As notícias abrem o mundo diante do leitor, como acontece com os livros e os filmes. É isso que faz todo ano a Mostra Internacional de Cinema de São Paulo, que corre esta semana e vai até o dia 30, com reprise dos vencedores no primeiro fim de semana de novembro. Na seleção deste ano, é possível desvendar a posição da mulher em vários países. Como na Argélia dos anos 1990 – onde, em Papicha, na direção de Mounia Meddour, descobre-se o perigo e o drama de uma jovem que estuda francês e ousa dispensar o véu, a religião, os costumes arcaicos do país e gostar de baladas. E na ficção da Macedônia dirigida por Teona Strugar Mitevska, Deus é Mulher e seu nome é Petúnia, em que mulheres são proibidas de apanhar a cruz de madeira atirada ao rio todos os anos pelo padre, cuja posse traz sorte e prosperidade reservada aos homens. Uma surpresa descobrir o roubo de bebês na Sérvia – 500 bebês desaparecidos em Belgrado sem solução até hoje – na ótima ficção Cicatrizes, de Miroslav Terzic. Na Turquia, outra ficção remete os brasileiros ao caso de Suzane von Richthofen e a morte dos pais pela filha e o namorado, como acontece em Pertencer, de Burak Çevic. A realidade fica mais tocante quando se trata de um documentário sobre catorze mulheres relatando a dor de um estupro, anos, décadas atrás, na produção belga-francesa O que não mata, de Alexe Poukine. E o real fica bem focado noutro documentário, Isso muda tudo, de Tom Donahue, onde Geena Davis, Meryl Streep, Cate Blanchett e várias mulheres desvendam a disparidade entre homens e mulheres nos bastidores cinematográficos de Hollywood.
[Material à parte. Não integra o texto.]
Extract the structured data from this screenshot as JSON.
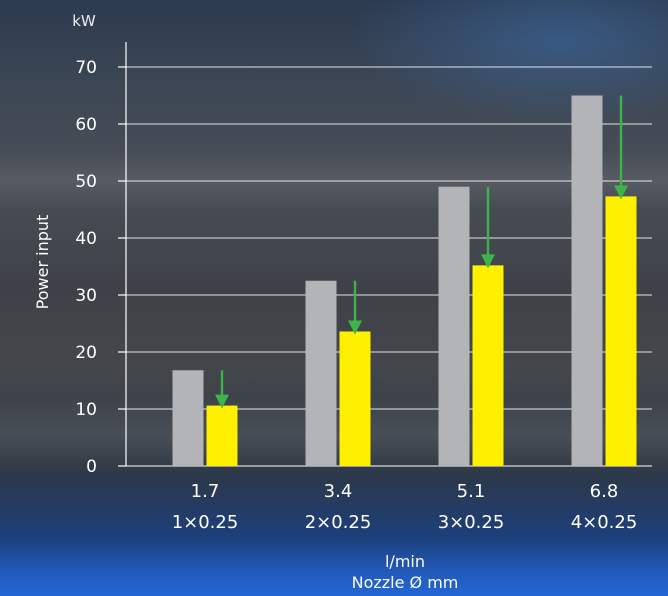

O cinema no cinema começa com Banquete Coutinho, que dá uma lição sobre a passagem da ficção para o documentário – uma forma de se livrar dos preconceitos e utopias. “As pessoas comuns não temem pelo seu discurso, não têm muito a perder, e o que me interessa é saber o que se passa entre o seu nascimento e sua morte, só isso”, disse Eduardo Coutinho, morto há cinco anos. O documentário é o primeiro de Josafá Veloso, para quem o cineasta entregou sua alma. Bárbara Paz arranca a alma de Hector Babenco em cenas íntimas e dolorosas até o final de sua morte por um câncer que o acompanha desde os 38 anos, e o cineasta argentino vai falando de cinema em várias memórias e reflexões em Babenco – Alguém tem que ouvir o coração e dizer: Parou. O renascimento do cinema brasileiro nos anos 1990 começa com o casamento inusitado de cineastas nordestinos e paulistas que resulta num núcleo de resistência e uma firme vontade de desenterrar raízes brasileiras na música, pintura, teatro e literatura.
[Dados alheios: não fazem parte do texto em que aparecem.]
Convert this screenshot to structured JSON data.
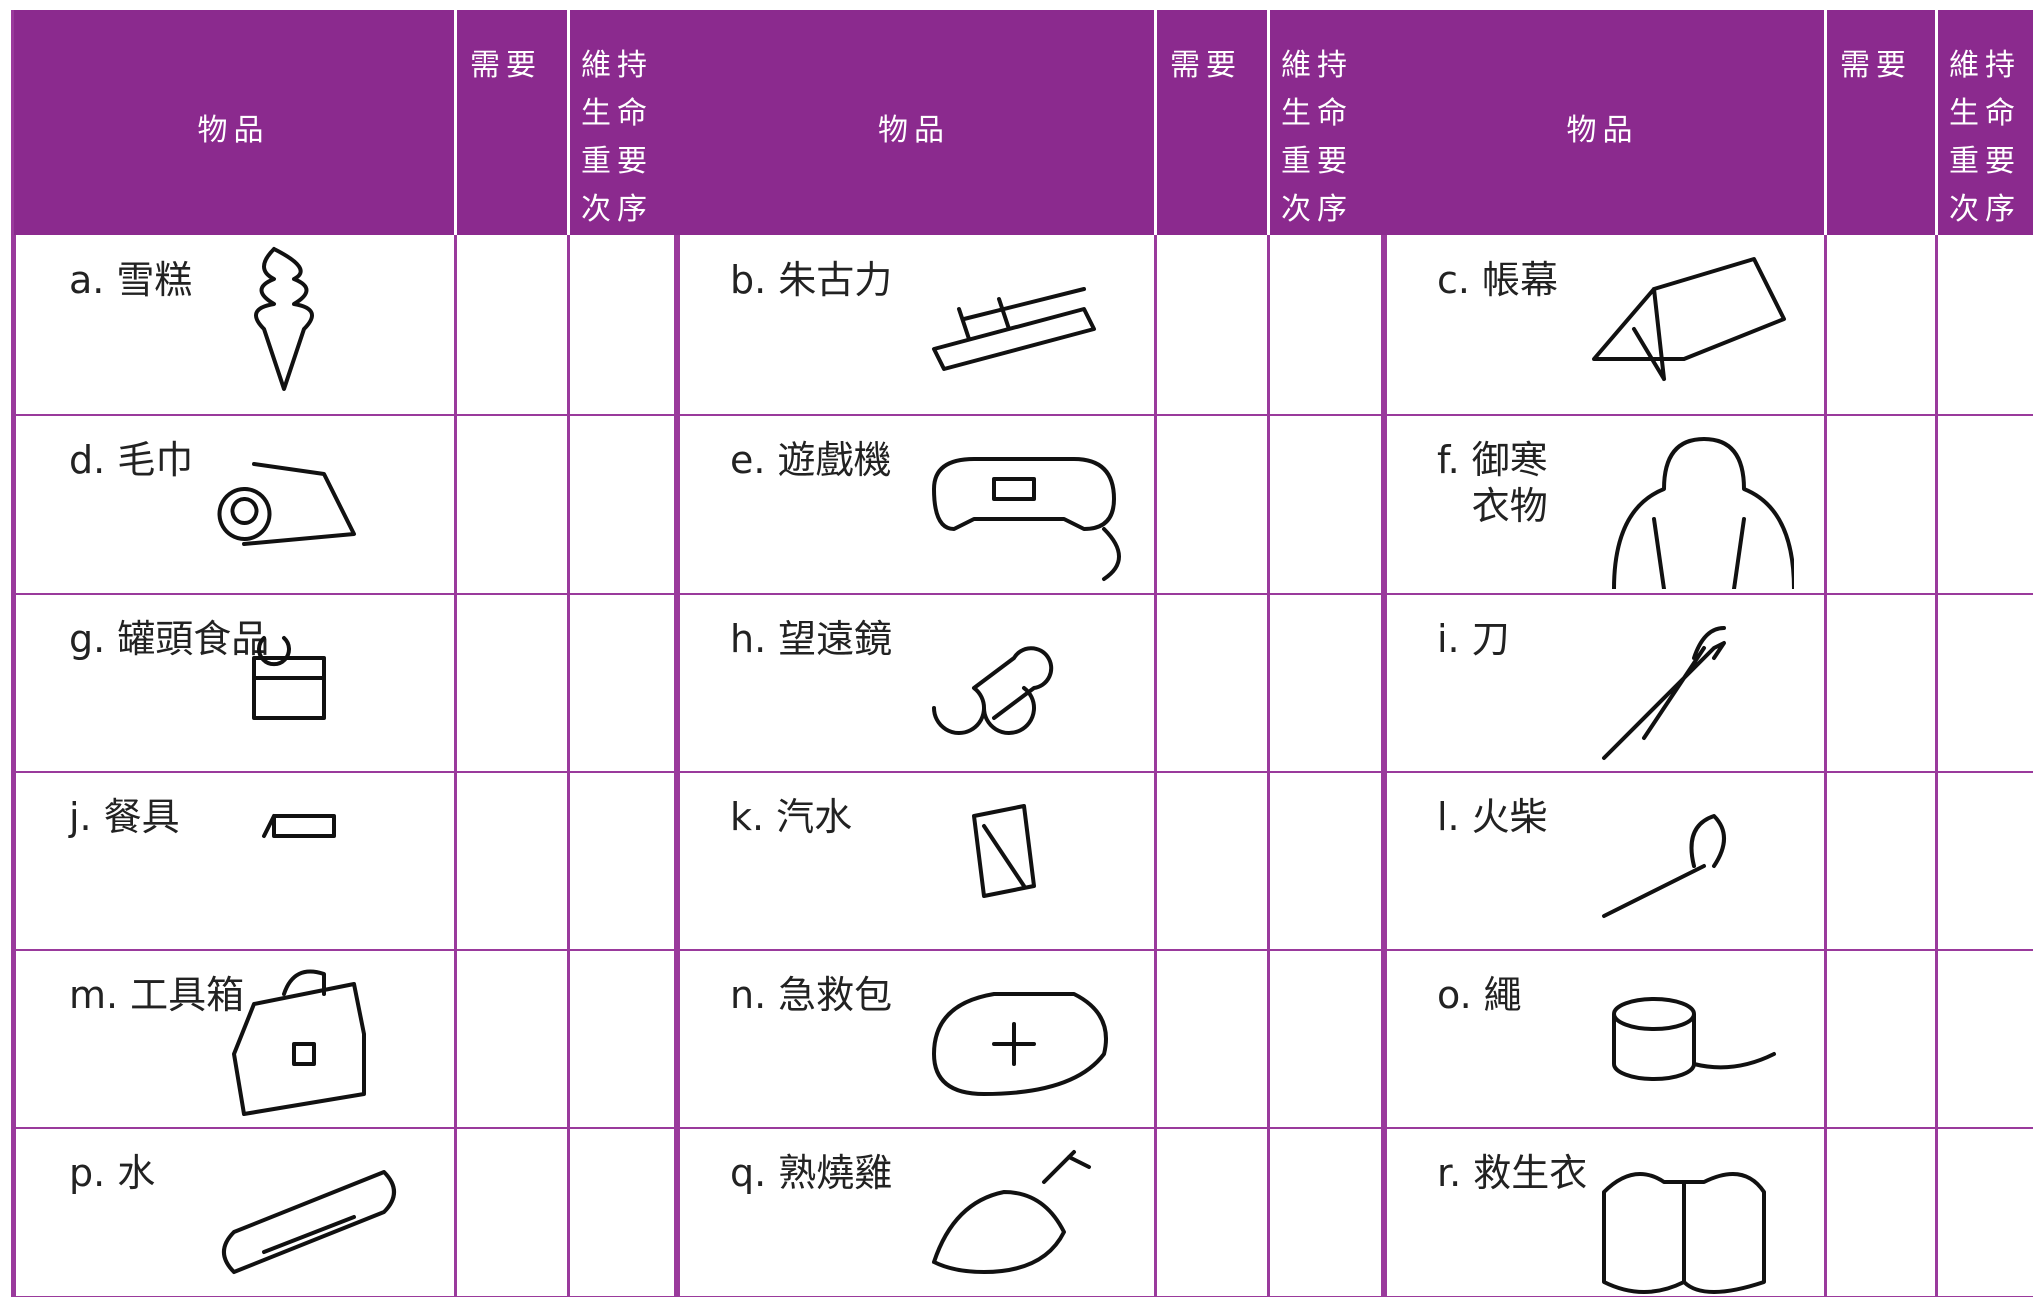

Infelizmente, o apoio a produtores e diretores brasileiros não acontece na mesma dimensão que na Argentina ou na Coreia do Sul, ambos com ótimos filmes na Mostra, como A bóia, de Fernando Spiner, documentário sobre a poesia e o mar, e Parasita, de Bong Joon-Ho, sobre as distâncias sociais entre a família de Ki-taek e os abastados Park. O encontro dos dois resulta num conflito inesperado e um belo filme, vencedor da Palma de Ouro no Festival de Cannes.

O distanciamento entre Brasil e Portugal ainda atrapalha e há uma chance de diminuir com O filme de Bruno Aleixo, de João Moreira e Pedro Santo, com várias citações a filmes clássicos e a personagens lusos que não são familiares a brasileiros. O personagem principal é cômico e famoso, existe há vários anos no YouTube, agora no telão. Outra peculiaridade do cinema é o filme feito com três celulares, Viajante da meia-noite, do Catar, com produção do Canadá, Reino Unido e EUA. Com direção de Hassan Fazili, fala sobre a saga da própria família de Fazili, obrigada a deixar o Afeganistão em busca de um refúgio pelo mundo durante três anos.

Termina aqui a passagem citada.